Ils avaient déjà une heure de retard. Sasha regardait nerveusement par la fenêtre, prenant sur lui pour ne pas laisser sa colère déborder. Entre le zip de sa robe cassé, sa pilule qu'elle ne trouvait pas et le temps immense qu'elle avait passé dans la salle de bain, il avait eu envie d'enfoncer son poing dans le mur. La soirée de Noël était importante dans sa famille. Mais elle ne paraissait pas comprendre ça. Et comme un idiot, il l'avait laissé prendre la voiture. Elle prétendait connaître un raccourci vers Cannes. Mais ils se trouvaient à présent au milieu de nul part la soirée du réveillon.
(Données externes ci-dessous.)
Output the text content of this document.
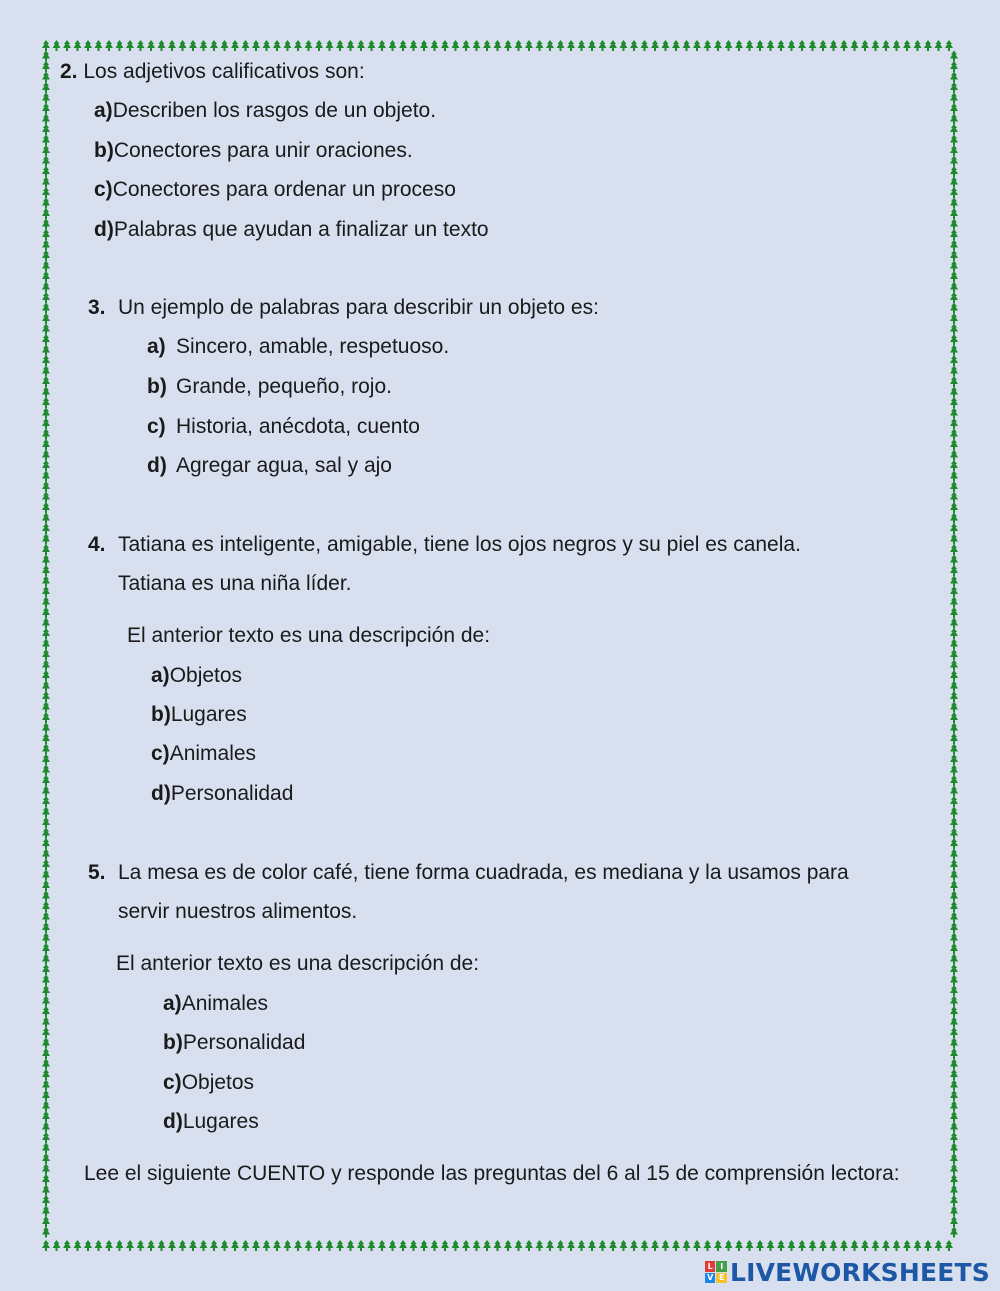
2. Los adjetivos calificativos son:
a)Describen los rasgos de un objeto.
b)Conectores para unir oraciones.
c)Conectores para ordenar un proceso
d)Palabras que ayudan a finalizar un texto
3. Un ejemplo de palabras para describir un objeto es:
a) Sincero, amable, respetuoso.
b) Grande, pequeño, rojo.
c) Historia, anécdota, cuento
d) Agregar agua, sal y ajo
4. Tatiana es inteligente, amigable, tiene los ojos negros y su piel es canela.
Tatiana es una niña líder.
El anterior texto es una descripción de:
a)Objetos
b)Lugares
c)Animales
d)Personalidad
5. La mesa es de color café, tiene forma cuadrada, es mediana y la usamos para
servir nuestros alimentos.
El anterior texto es una descripción de:
a)Animales
b)Personalidad
c)Objetos
d)Lugares
Lee el siguiente CUENTO y responde las preguntas del 6 al 15 de comprensión lectora:
L I
V E LIVEWORKSHEETS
— Tu sais au moins où on va ? s'agaça-t-il.

— Fais-moi confiance.

Elle était trop calme à son goˆut, il aurait voulu qu'elle se montre un peu plus concernée. Il l'aimait, il aimait énormément Gabrielle, mais il y avait des moments où il avait juste envie de lui gueuler dessus en espérant qu'elle comprenne. La route était si isolée qu'il n'y avait même pas de lampadaire. Seulement les phares qui illuminaient un goudron en piteux état. Il y avait une forêt à côté et Sasha n'avait qu'une peur, qu'un animal sauvage se heurte à leur carrosserie et qu'ils aient un accident. Personne ne les retrouverait ici, il se doutait même avoir du réseau.

Après cinq minutes de silence, la voiture s'arrêta. Il crut d'abord qu'ils étaient tombés en panne, mais s'aperçut après que c'était elle qui avait coupé le contact. Au moment où il s'apprêtait à protester, elle ouvrit la portière et s'engouffra dans la nuit.

— Gabri ! Qu'est-ce que tu fous ?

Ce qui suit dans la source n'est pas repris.